ICE Officials Say “Au Revoir” to Stolen Pissarro

Artwork returned to France after more than 3 decades

More than 30 years after a daring museum heist, a valuable piece of impressionist art is on its way home to a French museum.

At D.C.'s Kreeger Museum on Wednesday, Immigrations and Customs Enforcement officials showed off a monotype, entitled "The Fish Market," for the final time on U.S. soil. The work, by artist Camille Pissarro, was snatched from the Faure Museum in Aix-les-Bains, France, in 1981.

A man named Emile Guelton was fingered as the thief. About four years after he reportedly smuggled the monotype out of the museum under his jacket, he sold it to a gallery in Texas for $8,500.
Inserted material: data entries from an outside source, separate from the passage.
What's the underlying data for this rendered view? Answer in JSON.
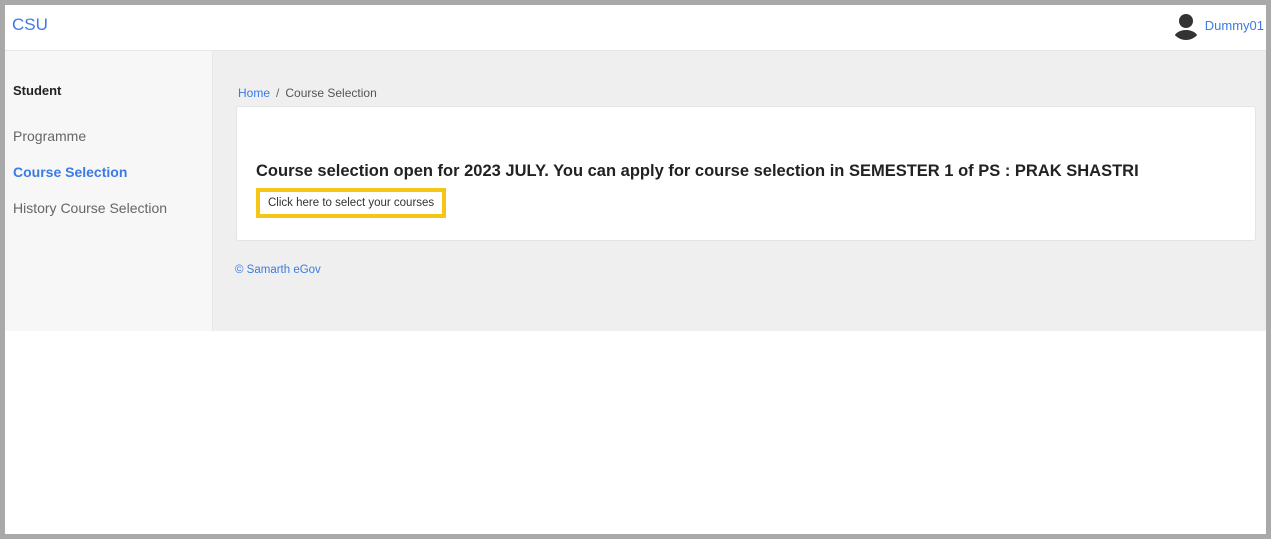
{
  "header": {
    "brand": "CSU",
    "user_name": "Dummy01",
    "avatar_icon": "user-avatar-icon"
  },
  "sidebar": {
    "heading": "Student",
    "items": [
      {
        "label": "Programme",
        "active": false
      },
      {
        "label": "Course Selection",
        "active": true
      },
      {
        "label": "History Course Selection",
        "active": false
      }
    ]
  },
  "breadcrumb": {
    "home": "Home",
    "separator": "/",
    "current": "Course Selection"
  },
  "main": {
    "notice": "Course selection open for 2023 JULY. You can apply for course selection in SEMESTER 1 of PS : PRAK SHASTRI",
    "select_button": "Click here to select your courses"
  },
  "footer": {
    "copyright": "© Samarth eGov"
  },
  "colors": {
    "accent": "#3c7ae4",
    "highlight": "#f5c518"
  }
}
French authorities considered the print lost for good until it was set to be auctioned off by Sotheby's in 2003. That's when the Art Loss Register discovered the work and notified international authorities about the long-lost monotype.

If the work had indeed hit the auction block, it could have sold for an estimated $60,000 to $80,000, according to ICE.

Several years of investigating and and a few legal battles later, federal officials were able to claim the Pissarro and return it to the Faure museum. ICE called it a happy ending for international authorities and art-lovers alike.

"Returning this piece of art to the people of France is another great example of the ongoing work ICE HSI agents are doing to investigate the theft of cultural treasures and return them to their rightful owners," ICE Director John Morton said.